O administrador foi rápido. Cícero pegou a tigela de sobremesa e deu alguns tapinhas nas costas de Arthur.
— Arthur, chega de chorar. Senta aqui e come um pouco — disse Cícero.
Arthur se mexeu, soltou o pai e, ao ver a tigela de doce à sua frente, seus olhos brilharam imediatamente.
Cícero sorriu. No fim das contas, ele ainda era uma criança; bastou ver algo gostoso para já ficar meio consolado.

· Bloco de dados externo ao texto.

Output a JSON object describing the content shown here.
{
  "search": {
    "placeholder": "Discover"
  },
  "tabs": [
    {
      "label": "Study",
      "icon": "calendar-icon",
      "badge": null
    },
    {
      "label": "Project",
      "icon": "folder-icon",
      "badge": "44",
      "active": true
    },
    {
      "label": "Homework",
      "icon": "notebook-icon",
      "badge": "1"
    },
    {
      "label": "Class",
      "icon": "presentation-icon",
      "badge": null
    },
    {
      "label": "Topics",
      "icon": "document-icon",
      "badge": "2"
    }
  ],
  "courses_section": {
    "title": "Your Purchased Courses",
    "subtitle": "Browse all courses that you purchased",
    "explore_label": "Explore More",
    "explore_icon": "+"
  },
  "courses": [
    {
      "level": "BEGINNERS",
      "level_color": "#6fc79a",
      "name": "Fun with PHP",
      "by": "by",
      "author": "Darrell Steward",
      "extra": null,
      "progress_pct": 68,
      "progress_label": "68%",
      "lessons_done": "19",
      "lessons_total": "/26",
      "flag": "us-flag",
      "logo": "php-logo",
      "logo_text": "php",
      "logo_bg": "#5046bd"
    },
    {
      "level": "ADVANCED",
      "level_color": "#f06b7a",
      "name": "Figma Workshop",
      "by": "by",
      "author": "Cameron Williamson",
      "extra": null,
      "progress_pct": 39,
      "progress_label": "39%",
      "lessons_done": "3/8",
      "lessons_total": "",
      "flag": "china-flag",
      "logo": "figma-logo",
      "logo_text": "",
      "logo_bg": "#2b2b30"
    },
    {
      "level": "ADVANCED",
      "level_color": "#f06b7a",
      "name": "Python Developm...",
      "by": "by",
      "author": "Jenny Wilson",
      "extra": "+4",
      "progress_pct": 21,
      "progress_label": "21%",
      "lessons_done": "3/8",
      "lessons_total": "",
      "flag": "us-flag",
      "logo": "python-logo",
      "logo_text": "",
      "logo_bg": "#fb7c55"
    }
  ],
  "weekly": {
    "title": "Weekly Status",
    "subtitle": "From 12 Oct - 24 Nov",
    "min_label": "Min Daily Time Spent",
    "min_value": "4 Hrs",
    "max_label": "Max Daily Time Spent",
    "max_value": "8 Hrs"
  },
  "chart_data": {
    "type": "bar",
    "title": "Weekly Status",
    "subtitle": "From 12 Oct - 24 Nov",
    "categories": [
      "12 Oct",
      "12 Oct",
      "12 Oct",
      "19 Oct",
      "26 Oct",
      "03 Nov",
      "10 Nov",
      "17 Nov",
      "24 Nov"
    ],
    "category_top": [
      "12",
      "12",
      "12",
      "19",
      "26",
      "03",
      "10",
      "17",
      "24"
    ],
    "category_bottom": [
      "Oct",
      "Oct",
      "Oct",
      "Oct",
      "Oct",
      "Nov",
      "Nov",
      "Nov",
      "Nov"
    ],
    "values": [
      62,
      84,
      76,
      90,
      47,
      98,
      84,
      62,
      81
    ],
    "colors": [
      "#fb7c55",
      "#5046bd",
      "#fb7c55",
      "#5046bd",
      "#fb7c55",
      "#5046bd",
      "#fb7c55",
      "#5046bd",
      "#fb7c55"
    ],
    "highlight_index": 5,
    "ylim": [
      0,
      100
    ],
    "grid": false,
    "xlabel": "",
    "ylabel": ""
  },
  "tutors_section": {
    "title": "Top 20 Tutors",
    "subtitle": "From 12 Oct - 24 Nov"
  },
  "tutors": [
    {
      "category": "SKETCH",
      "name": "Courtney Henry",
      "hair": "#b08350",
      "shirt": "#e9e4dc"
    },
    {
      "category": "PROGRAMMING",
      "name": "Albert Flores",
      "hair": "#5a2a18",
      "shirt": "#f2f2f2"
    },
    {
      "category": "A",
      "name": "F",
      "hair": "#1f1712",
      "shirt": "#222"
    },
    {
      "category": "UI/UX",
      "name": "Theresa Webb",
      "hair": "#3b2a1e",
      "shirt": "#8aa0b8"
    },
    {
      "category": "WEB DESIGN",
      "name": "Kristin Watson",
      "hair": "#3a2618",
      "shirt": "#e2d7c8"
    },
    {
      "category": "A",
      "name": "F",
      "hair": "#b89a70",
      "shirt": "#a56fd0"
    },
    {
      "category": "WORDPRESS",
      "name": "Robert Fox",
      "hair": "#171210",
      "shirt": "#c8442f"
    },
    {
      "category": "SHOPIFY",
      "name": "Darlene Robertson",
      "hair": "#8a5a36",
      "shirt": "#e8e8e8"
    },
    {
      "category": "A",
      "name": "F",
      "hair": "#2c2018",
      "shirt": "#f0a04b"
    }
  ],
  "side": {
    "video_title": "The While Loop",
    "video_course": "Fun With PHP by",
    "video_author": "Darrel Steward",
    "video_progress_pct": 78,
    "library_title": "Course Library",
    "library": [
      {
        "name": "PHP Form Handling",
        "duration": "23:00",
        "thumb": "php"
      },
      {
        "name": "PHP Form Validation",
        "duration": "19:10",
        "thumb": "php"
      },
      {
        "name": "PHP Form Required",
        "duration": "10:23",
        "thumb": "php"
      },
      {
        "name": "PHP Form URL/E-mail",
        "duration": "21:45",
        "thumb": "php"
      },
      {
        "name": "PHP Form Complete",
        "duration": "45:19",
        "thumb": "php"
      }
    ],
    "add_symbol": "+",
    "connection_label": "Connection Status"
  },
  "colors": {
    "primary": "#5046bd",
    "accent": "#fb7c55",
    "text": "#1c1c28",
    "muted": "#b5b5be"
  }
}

Cícero entregou a sobremesa ao filho e disse com ternura:
— Come. Se chorar mais, seus olhos vão ficar inchados.
Ao pegar a tigela, Arthur fungou, finalmente parou de chorar e começou a comer.
Cícero ficou ao lado dele o tempo todo, até que a criança se acalmasse. E, depois de comer, Arthur parou de chorar de vez.
Cícero pegou um lenço de papel e limpou a boca dele.
Arthur fez muitas perguntas sobre os últimos dias de Cícero, e Cícero, com toda a paciência, respondeu a uma por uma, assumindo plenamente o papel de um bom pai.
O administrador e a babá observavam de longe pai e filho no sofá, sentindo-se reconfortados. Mas os dois, quase ao mesmo tempo, pensaram em outra pessoa: Eduarda.
A babá se emocionou e não conseguiu deixar de comentar:
— Seria tão bom se a senhora também estivesse aqui. Uma família tão unida e feliz faria inveja a qualquer um.
O administrador também pareceu tocado.
— É verdade. Que pena que, naquela época, a senhora disse que nunca mais voltaria. Já faz tanto tempo... acho que ela realmente não vai voltar.